Esse episódio me fez lembrar que há muito que avançar na direção de reformas estruturais no Brasil, diante de tudo que está acontecendo, o que vai para além da iminente reforma tributária, que, espera-se, venha para aumentar eficiência e produtividade e não os impostos. É preciso avançar na direção de uma reforma política que busque melhor governança no país, em especial na relação entre governo e parlamento, democracia intrapartidária, redução do número de partidos, voto distrital ou distrital misto e redução de custos de campanhas.
Em que medida essa dança de favores compromete a efetividade das políticas públicas?
Também precisamos avançar para um sistema de justiça mais eficiente, que garanta a punição dos culpados e a preservação dos direitos dos cidadãos. Corruptos não podem ser exemplos de sucesso na política, e sim de fracasso. A principal disputa política vai para além da disputa entre direita e esquerda. Ela é a disputa entre honestos e corruptos, sérios e picaretas, sejam de qual espectro ideológico forem. E esse sistema de justiça funcional deve prestigiar as instâncias técnicas, inferiores, limitando o risco de arbítrio, de ativismos contramajoritários e da violação de liberdades por parte de tribunais que não foram eleitos para legislar nem fazer política.
Por fim, é preciso que a população se envolva mais na política e faça valer seus direitos. Este é um ponto que fortalece as esperanças, porque hoje a população consome política como nunca. Basta ver o engajamento em programas que tratam sobre política e nas redes sociais.
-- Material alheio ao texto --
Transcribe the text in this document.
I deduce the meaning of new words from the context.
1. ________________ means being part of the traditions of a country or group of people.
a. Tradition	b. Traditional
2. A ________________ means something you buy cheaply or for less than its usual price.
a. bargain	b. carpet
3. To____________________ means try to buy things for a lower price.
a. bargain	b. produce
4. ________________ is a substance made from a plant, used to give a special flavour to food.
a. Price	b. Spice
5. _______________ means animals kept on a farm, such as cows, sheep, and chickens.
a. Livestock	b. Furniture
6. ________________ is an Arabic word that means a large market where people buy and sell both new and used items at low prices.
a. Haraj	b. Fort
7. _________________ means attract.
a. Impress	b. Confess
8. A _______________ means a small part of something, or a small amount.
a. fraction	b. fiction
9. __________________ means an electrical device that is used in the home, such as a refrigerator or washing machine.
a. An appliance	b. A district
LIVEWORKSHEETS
Isso é essencial porque a democracia não se faz apenas com o voto, mas também com a participação ativa da sociedade no dia a dia político, por meio das ruas da internet e das cidades. O povo nas ruas sempre fez o mundo político temer e obedecer, seja porque reconhece o povo como soberano, seja porque tem medo. E é essa participação que, no final, irá determinar o futuro do Brasil. A história mostra que a mudança é possível, mas que ela exige muito esforço, estratégia e perseverança de todos.